A fairly sophisticated money guy I know, who regularly pulls down nearly 7 figures a year, sent me an interesting email this morning.

He wanted to know what would happen to the mortgage on his vacation home if Countrywide Financial should file for bankruptcy. Countrywide gave him his mortgage.

The answer, “Nothing,” may be reassuring to him. He has had his home for more than 5 years, and undoubtedly Countrywide doesn’t even own his loan anymore. They probably bought the servicing rights. But if he’s asking the question, imagine how the average homeowner (or worse, home buyer!) feels right now.

Right now, Countrywide doesn’t have a problem with cash coming in each month (well, they do, but let’s exclude their sub-prime and exotic mortgage loan payments for the moment). Instead, they have a problem with liquidity — getting enough financing on Wall Street to continue making loans to the thousands of folks who want them.

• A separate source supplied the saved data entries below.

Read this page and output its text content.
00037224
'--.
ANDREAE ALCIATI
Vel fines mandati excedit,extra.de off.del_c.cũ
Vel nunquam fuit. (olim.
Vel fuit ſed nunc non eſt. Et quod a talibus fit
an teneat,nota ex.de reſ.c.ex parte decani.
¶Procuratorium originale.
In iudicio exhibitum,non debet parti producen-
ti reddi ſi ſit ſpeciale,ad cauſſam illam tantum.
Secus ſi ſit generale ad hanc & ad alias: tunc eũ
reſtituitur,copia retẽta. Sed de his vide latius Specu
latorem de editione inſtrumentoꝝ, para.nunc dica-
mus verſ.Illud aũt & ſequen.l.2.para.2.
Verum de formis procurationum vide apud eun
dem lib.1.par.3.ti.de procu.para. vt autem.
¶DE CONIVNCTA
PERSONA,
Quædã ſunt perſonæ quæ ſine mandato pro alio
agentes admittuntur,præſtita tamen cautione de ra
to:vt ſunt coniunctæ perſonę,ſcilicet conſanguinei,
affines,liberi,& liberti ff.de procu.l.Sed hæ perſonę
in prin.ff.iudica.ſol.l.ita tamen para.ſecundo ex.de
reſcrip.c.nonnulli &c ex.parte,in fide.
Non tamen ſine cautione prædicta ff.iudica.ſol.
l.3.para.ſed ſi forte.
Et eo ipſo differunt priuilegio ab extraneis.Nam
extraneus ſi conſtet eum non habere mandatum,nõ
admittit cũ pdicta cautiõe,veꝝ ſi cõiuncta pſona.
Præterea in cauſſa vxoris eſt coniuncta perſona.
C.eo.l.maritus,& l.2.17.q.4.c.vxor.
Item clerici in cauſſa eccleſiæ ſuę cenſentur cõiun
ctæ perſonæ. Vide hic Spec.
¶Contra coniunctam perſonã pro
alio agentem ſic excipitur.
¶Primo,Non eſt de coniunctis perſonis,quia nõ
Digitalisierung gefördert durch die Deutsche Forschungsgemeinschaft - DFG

Buying up a bunch of Homebanc branches in the last few weeks, in order to gain market share going forward, probably seemed like a smart idea. But then again, that was last week. This week life is different. A bond trader I know on Wall Street says he thinks bankruptcy seems likely, given how no one wants to lend Countrywide any money. The Wall Street Journal concurs.

Is this a done deal? Watch for continued 3-digit drops in the stock market, and increased volatility, if that’s how this deal plays out.